The quantities provided above are averages only.
Produced in a facility that processes milk, sesame, eggs, fish, shellfish, crustaceans, mustard, tree nuts, peanuts, wheat, soybean and sulphites.
250 g
Ground Beef
170 g
Spaghetti
(Contains Wheat)
113 g
Mushrooms
113 g
Baby Tomatoes
56 g
Baby Spinach
370 mL
Crushed Tomatoes
¼ cup
Parmesan Cheese, shredded
(Contains Milk)
2 tbsp
Balsamic Glaze
(Contains Sulphites)
1 tbsp
Italian Seasoning
1 tsp
Garlic Salt
1 tbsp
Oil*
0.13 tsp
Salt*
0.13 tsp
Pepper*
Before starting, preheat the broiler to high.
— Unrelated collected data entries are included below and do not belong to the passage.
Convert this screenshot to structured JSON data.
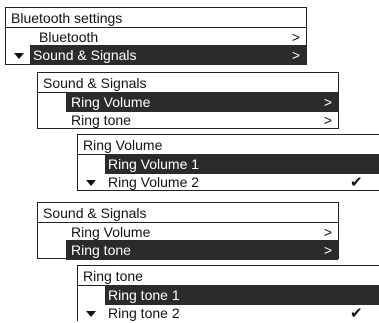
{
  "panel1": {
    "title": "Bluetooth settings",
    "items": [
      {
        "label": "Bluetooth",
        "arrow": ">"
      },
      {
        "label": "Sound & Signals",
        "arrow": ">"
      }
    ]
  },
  "panel2": {
    "title": "Sound & Signals",
    "items": [
      {
        "label": "Ring Volume",
        "arrow": ">"
      },
      {
        "label": "Ring tone",
        "arrow": ">"
      }
    ]
  },
  "panel3": {
    "title": "Ring Volume",
    "items": [
      {
        "label": "Ring Volume 1"
      },
      {
        "label": "Ring Volume 2"
      }
    ],
    "check_glyph": "✔"
  },
  "panel4": {
    "title": "Sound & Signals",
    "items": [
      {
        "label": "Ring Volume",
        "arrow": ">"
      },
      {
        "label": "Ring tone",
        "arrow": ">"
      }
    ]
  },
  "panel5": {
    "title": "Ring tone",
    "items": [
      {
        "label": "Ring tone 1"
      },
      {
        "label": "Ring tone 2"
      }
    ],
    "check_glyph": "✔"
  }
}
Wash and dry all produce. Add 10 cups water and 2 tsp salt to a large pot (use same for 4 ppl). Cover and bring to a boil over high heat. Meanwhile, thinly slice mushrooms. Roughly chop spinach.
Heat a large non-stick pan over medium-high heat. When hot, add 1/2 tbsp oil (dbl for 4 ppl), then beef. Break up beef into smaller pieces, then add mushrooms. Cook, stirring occasionally, until no pink remains in beef, 4-5 min.** Carefully drain and discard excess fat. Season with Italian Seasoning, garlic salt and pepper. Cook, stirring often, until fragrant, 1 min.
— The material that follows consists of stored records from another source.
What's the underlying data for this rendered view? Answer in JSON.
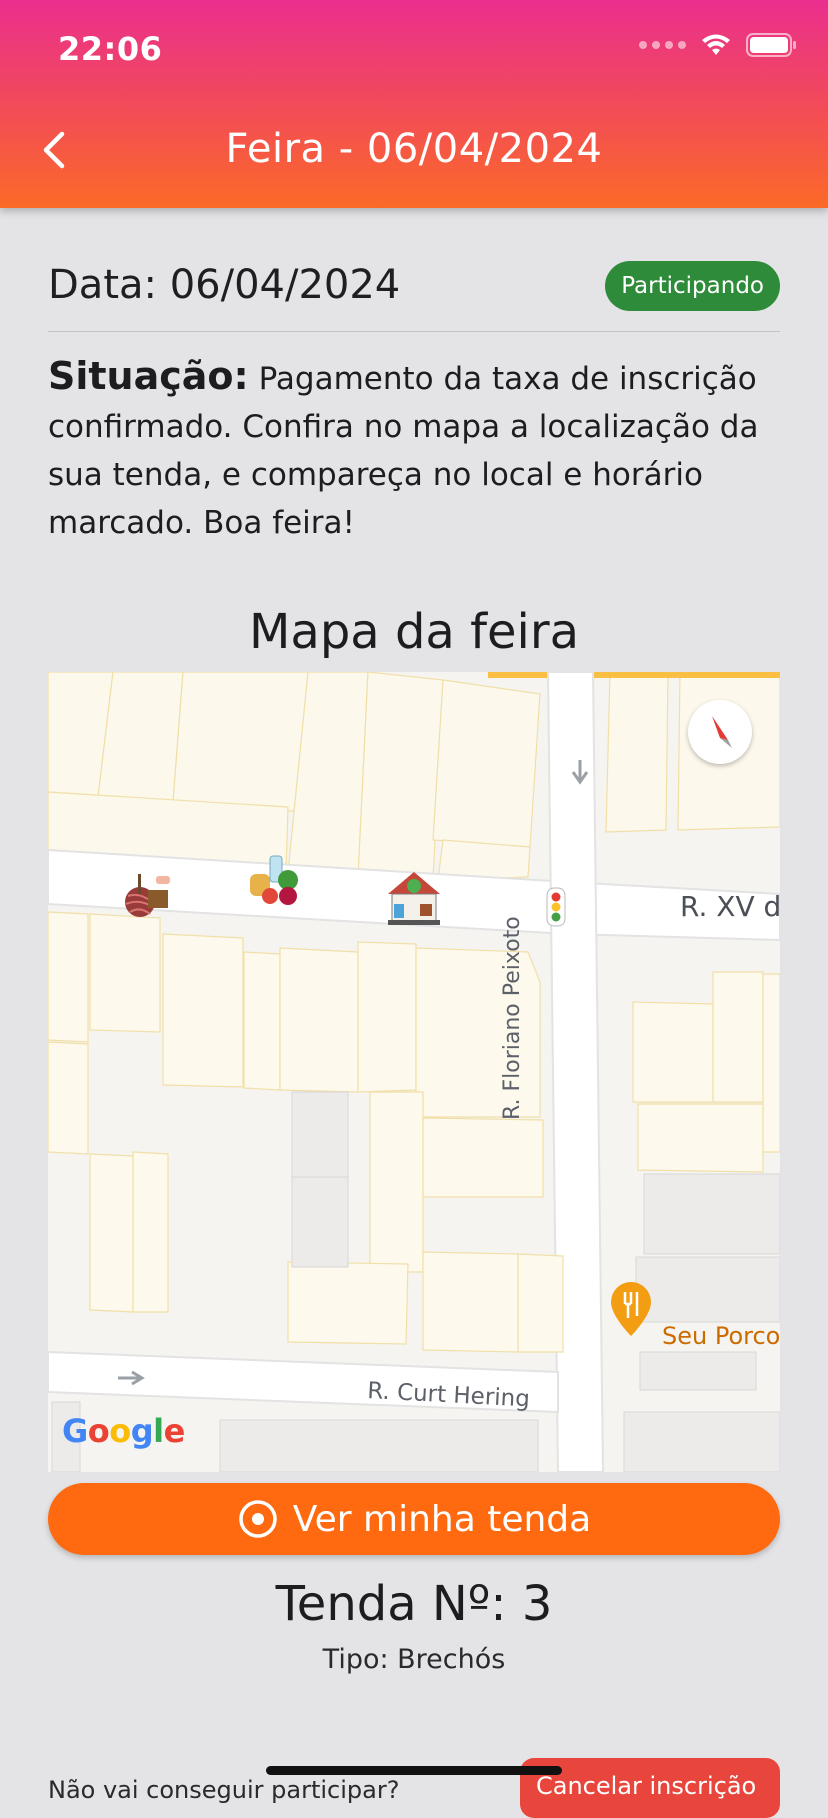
{
  "status_bar": {
    "time": "22:06"
  },
  "header": {
    "title": "Feira - 06/04/2024"
  },
  "fair": {
    "date_label": "Data: 06/04/2024",
    "status_badge": "Participando",
    "status_badge_color": "#2e8b3a",
    "situation_label": "Situação:",
    "situation_text": "Pagamento da taxa de inscrição confirmado. Confira no mapa a localização da sua tenda, e compareça no local e horário marcado. Boa feira!"
  },
  "map": {
    "title": "Mapa da feira",
    "streets": {
      "xv": "R. XV d",
      "curt": "R. Curt Hering",
      "floriano": "R. Floriano Peixoto"
    },
    "poi": "Seu Porco",
    "google_letters": [
      "G",
      "o",
      "o",
      "g",
      "l",
      "e"
    ],
    "google_colors": [
      "#4285f4",
      "#ea4335",
      "#fbbc05",
      "#4285f4",
      "#34a853",
      "#ea4335"
    ],
    "markers": [
      "crafts-stall-icon",
      "food-stall-icon",
      "thrift-store-icon",
      "traffic-light-icon"
    ]
  },
  "actions": {
    "view_tent": "Ver minha tenda",
    "cant_participate": "Não vai conseguir participar?",
    "cancel": "Cancelar inscrição"
  },
  "tent": {
    "number_label": "Tenda Nº: 3",
    "type_label": "Tipo: Brechós"
  },
  "colors": {
    "accent": "#ff6a10",
    "header_top": "#ea2f8e",
    "danger": "#e8453c"
  }
}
Meanwhile, break spaghetti in half, then add to the boiling water. Cook uncovered, stirring occasionally, until tender, 10-12 min. Reserve 1/4 cup pasta water (dbl for 4 ppl), then drain and return spaghetti to the same pot, off heat.
Meanwhile, add crushed tomatoes and half the balsamic glaze to the pan with beef and mushrooms. Reduce heat to medium and cook, stirring occasionally, until sauce thickens slightly, 6-8 min. Add spinach. Stir until wilted, 1-2 min. Remove the pan from heat.
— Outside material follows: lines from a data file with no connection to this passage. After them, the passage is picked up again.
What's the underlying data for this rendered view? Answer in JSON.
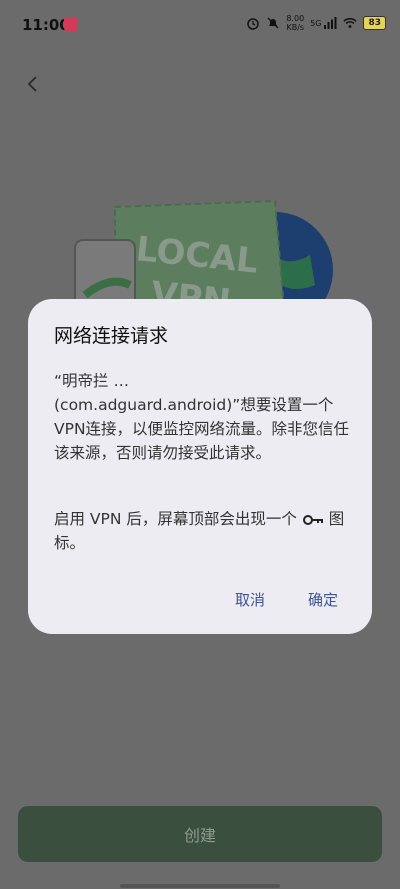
{
  "status_bar": {
    "time": "11:00",
    "net_speed_value": "8.00",
    "net_speed_unit": "KB/s",
    "network_type": "5G",
    "battery": "83"
  },
  "dialog": {
    "title": "网络连接请求",
    "body": "“明帝拦 …\n(com.adguard.android)”想要设置一个VPN连接，以便监控网络流量。除非您信任该来源，否则请勿接受此请求。",
    "body2_prefix": "启用 VPN 后，屏幕顶部会出现一个",
    "body2_suffix": "图标。",
    "cancel_label": "取消",
    "ok_label": "确定"
  },
  "illustration": {
    "text_line1": "LOCAL",
    "text_line2": "VPN"
  },
  "footer": {
    "create_label": "创建"
  },
  "colors": {
    "scrim": "#6b6b6b",
    "dialog_bg": "#edecf2",
    "accent": "#3d5393",
    "create_button": "#3a4f3e"
  }
}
Meanwhile, add tomatoes and 1/2 tbsp oil (dbl for 4 ppl) to a foiled-lined baking sheet. Season with salt and pepper, then toss to coat. Broil in the middle of the oven until tomatoes burst, 5-6 min. Remove the baking sheet from the oven. Drizzle remaining balsamic glaze over tomatoes, then toss to coat.
Add sauce and reserved pasta water to the pot with spaghetti. Season with salt and pepper, then toss to combine. Divide beef and mushroom spaghetti between bowls. Top with tomatoes and any balsamic glaze from the baking sheet. Sprinkle Parmesan over top.